I consider myself lucky that I have participated in many events and know that most races aren’t like this. Even the most disorganized of events are better organized than this one and at least those are the full distance advertised. My biggest concern is that all of those participants who had never run a race before might be discouraged from ever participating again because of the way everything turned out. To those people, I urge you to run or walk in another race, just not one organized by this group. Whether the disorganization was the fault of The Color Run specifically or the group that helped to organize, The Greater Boston Running Company, I will never participate in a race run by either ever again. I encourage anyone who was part of The Color Run New England to complain to the organizers to make sure that nothing like this ever happens again. When you pay $50 for a race, it should at minimum be the distance you sign up for and at best a positive experience overall.
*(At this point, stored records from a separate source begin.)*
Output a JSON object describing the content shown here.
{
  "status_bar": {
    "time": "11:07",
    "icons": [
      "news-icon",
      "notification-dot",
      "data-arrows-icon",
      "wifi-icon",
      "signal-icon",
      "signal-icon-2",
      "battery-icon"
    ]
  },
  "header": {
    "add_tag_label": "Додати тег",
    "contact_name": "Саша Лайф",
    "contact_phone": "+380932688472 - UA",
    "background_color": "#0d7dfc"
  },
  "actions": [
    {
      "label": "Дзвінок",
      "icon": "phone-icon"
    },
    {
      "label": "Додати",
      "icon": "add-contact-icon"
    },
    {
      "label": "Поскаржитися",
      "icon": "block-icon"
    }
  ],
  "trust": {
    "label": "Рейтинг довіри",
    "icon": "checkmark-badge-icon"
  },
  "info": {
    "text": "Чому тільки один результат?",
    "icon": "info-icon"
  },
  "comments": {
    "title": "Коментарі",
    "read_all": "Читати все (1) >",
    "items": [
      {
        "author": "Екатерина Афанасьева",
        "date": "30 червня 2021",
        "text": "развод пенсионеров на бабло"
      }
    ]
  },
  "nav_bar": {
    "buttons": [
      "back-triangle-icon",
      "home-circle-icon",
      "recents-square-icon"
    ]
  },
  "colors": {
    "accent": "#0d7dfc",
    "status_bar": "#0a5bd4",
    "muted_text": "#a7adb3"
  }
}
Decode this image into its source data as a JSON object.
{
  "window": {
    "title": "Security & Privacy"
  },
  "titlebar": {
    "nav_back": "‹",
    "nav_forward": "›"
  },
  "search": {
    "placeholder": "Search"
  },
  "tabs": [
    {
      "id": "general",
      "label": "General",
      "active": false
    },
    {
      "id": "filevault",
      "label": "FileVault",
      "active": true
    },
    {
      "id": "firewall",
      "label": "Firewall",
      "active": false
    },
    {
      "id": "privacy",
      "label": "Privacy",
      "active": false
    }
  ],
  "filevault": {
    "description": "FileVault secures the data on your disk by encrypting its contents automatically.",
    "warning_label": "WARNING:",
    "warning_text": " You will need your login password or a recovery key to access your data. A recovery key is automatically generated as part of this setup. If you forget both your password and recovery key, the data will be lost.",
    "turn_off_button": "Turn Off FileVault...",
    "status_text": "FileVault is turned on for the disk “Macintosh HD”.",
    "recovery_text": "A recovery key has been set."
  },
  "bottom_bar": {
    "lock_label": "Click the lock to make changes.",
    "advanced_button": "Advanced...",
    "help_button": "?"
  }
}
While there were positive aspects of this race, I wish I hadn’t signed up for it at all. I would have been better off running my 3 miles at home, at least then I would have gotten the full distance I needed and wouldn’t have been forced to spend over 7 hours of my day dealing with the disorganization and lack of professionalism of The Color Run New England.
I can’t speak to The Color Run as a whole, but if you are registered for one of the future events, at least be prepared to spend way more money than the entry fee and don’t count on being able to leave when you want. I hope that others have a different experience than the one I had because I think the concept as a whole is a good one, the execution was just a complete failure.
Have you ever participated in The Color Run in another city? Was the experience a positive one?